The human heart beat can potentially be collected through numerous different methods. Among these we can identify the following:
  • Optical - transmissive or reflective optical pickup based on the blood flow through the finger;
  • Electrical - acquisition of the weak pulses that trigger the myocardial muscle;
  • Doppler ultrassound - either detection of the reflected signal from blood vessels or from the heart moving structure;
  • Audible acoustic - direct acoustic detection of the heart beat;
Each method has its advantages and disadvantages, and the context where the heart beat is to be collected will ultimately define the selection of the best method.

The optical method, the one I am describing here is one of the simplest, and offers a very good level of reliability.It is also simple to implement and doesn't require exotic hardware. It relies on the combined use of an infrared diode and phototransistor or photodiode. These are mounted on the user finger (tipically the left or right index finger), and taking advantage of the moderate transparency of the finger to IR and visible light, the variation in the light that is absorbed or reflected (depending on how the emmiter and sensor are mounted around the finger) will relate to pace of the blood flowing in the vessels, and as such this will provide a signal clearly indicating the heart beat. The electronics to pickup the signal are simple, as the amplitude obtained is high enough, and there is also no significant source of noise.

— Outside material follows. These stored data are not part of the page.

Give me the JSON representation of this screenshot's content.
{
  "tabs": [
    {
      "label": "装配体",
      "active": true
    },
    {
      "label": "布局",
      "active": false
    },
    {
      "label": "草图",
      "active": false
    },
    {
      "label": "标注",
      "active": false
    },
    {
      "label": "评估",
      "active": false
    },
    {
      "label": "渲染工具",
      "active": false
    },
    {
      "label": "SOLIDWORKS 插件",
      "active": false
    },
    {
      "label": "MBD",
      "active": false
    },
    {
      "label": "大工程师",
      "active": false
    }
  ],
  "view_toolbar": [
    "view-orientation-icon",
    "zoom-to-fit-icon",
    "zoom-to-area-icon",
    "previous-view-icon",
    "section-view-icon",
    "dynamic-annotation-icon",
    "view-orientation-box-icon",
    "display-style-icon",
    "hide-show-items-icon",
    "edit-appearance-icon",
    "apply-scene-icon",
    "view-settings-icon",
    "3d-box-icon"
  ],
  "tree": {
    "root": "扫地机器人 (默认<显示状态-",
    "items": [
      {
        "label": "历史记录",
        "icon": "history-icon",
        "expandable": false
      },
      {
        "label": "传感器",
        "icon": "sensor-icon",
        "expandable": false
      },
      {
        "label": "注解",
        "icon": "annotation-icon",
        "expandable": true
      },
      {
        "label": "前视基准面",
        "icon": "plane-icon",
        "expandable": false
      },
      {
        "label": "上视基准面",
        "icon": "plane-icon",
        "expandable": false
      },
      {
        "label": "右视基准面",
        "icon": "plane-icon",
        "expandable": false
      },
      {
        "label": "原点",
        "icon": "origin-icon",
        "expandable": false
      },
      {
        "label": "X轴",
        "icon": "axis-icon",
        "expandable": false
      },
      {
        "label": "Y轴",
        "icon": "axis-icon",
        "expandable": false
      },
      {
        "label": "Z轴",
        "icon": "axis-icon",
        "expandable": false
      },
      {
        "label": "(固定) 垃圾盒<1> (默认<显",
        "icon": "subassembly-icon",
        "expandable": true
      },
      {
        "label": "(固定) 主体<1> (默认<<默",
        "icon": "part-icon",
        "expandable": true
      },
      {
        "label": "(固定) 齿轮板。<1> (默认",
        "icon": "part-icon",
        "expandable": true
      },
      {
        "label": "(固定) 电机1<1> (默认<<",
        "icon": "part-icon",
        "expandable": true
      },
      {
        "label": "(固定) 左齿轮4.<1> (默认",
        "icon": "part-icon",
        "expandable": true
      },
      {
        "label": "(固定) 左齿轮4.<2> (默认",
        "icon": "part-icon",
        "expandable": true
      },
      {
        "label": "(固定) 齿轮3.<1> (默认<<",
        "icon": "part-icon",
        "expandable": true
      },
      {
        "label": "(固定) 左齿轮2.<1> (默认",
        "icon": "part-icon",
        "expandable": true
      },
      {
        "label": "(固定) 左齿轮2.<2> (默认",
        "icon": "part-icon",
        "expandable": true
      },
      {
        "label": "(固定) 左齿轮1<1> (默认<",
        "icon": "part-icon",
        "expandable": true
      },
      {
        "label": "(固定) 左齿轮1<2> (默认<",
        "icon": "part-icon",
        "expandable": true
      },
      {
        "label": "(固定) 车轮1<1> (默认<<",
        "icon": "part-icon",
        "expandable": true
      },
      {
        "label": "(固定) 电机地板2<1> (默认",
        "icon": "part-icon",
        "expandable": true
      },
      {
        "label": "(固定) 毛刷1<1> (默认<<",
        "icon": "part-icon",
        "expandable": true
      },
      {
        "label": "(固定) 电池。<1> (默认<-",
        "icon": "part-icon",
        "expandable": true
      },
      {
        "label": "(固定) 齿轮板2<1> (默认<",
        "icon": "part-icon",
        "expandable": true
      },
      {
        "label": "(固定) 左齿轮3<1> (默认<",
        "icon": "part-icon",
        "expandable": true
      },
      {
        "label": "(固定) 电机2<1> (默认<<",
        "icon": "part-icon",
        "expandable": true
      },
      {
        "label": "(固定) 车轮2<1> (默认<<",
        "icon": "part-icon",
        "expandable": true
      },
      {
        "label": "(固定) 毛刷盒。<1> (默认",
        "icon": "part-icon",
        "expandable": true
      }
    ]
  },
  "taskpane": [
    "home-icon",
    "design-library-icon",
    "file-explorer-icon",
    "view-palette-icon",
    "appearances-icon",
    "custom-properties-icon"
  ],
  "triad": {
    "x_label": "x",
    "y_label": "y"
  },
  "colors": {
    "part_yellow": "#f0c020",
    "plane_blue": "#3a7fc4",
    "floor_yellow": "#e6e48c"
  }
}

The electrical method is simple in concept, but involves more complicated signal detection and conditioning. The heart muscle is triggered by electric signals. At the muscle tissues these signals are intense enough for the heart function to be accomplished. But at the skin level, these signals are extremely weak because of the thick layer of organs and tissues that separate the heart from the skin. As such special instrumentation amplifiers, capable of magnifying signals in the order of microvolts are necessary. Besides amplifying signals it is also necessary to attenuate or entirely reject spurious signals (some of greater amplitude than the desired signal) that affect the detection. Normally band bass filters are added, but one important technique consists of using common mode noise rejection. Adding electrodes in other parts of the body, and electronically cancelling the signals that are common to all electrodes, efficiently allows the heart beat pulse to be isolated. The cancellation process can either be acomplished through analog circuits or using digital signal processors.

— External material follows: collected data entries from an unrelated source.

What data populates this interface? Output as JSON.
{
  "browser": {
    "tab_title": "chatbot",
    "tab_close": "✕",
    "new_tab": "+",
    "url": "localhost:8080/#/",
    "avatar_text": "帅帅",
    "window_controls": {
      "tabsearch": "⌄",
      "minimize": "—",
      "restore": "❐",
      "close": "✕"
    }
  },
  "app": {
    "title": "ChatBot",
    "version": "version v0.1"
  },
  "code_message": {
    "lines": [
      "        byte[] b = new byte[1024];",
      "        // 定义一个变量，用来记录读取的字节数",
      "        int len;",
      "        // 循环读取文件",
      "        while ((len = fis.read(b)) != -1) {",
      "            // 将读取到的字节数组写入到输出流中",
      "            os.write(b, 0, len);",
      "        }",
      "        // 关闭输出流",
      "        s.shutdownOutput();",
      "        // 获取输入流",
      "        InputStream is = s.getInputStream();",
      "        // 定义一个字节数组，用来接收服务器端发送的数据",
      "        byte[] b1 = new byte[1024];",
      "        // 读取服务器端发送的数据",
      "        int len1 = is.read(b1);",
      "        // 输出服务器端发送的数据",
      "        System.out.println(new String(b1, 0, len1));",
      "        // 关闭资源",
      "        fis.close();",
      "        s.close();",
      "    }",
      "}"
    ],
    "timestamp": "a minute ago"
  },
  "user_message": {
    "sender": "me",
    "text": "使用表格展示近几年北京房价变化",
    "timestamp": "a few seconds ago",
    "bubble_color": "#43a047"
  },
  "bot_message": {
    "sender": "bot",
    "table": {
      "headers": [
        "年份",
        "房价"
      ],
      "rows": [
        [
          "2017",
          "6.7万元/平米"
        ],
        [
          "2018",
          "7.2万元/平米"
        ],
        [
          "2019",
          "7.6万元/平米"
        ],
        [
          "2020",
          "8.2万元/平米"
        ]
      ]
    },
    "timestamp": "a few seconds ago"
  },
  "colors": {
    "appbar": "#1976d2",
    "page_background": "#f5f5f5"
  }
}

The ultrassound doppler method is commonly used to acquire the fetal heart beat, but can also be used to directly detect the patient heart beat.Like other structures in the body, the blood reflects part of the energy of the pulses transmitted by an ultrassound probe. As blood flows inside a vessel, it produces a distortion in the reflected signal, or a shift in the frequency. This is the doppler effect. By continuously measuring this shift, as the blood travels at speeds that vary with the heart cycle, so does the shift, producing a direct indication of the heart beat. This method is available both in dedicated equipment (in a doppler monitor or in a CTG instrument), or as an extra feature in a ultrassound scanner.The later is tipically capable of producing an audible representation of the heartbeat, and provide more detailed information such as flow direction and volume for a particular blood vessel (vein or artery).

The audible acoustic method is just the direct hearing (e.g. through a stethoscope) or through a microphone and amplifier.

Below is the prototype implementation of the first method. I have used an infrared diode (the one in the top of the finger), and a phototransistor as the sensing element. In this case a CNY70 was used as the phototransistor element. It also features a built-in infrared diode, but using it did not produced measurable results (direct pickup of emmited light completely overwhelms the sensor).


Below is the waveform that is obtained at the output of the circuit. It accurately reflects my heartbeat at the moment of the test (around 75 bpm).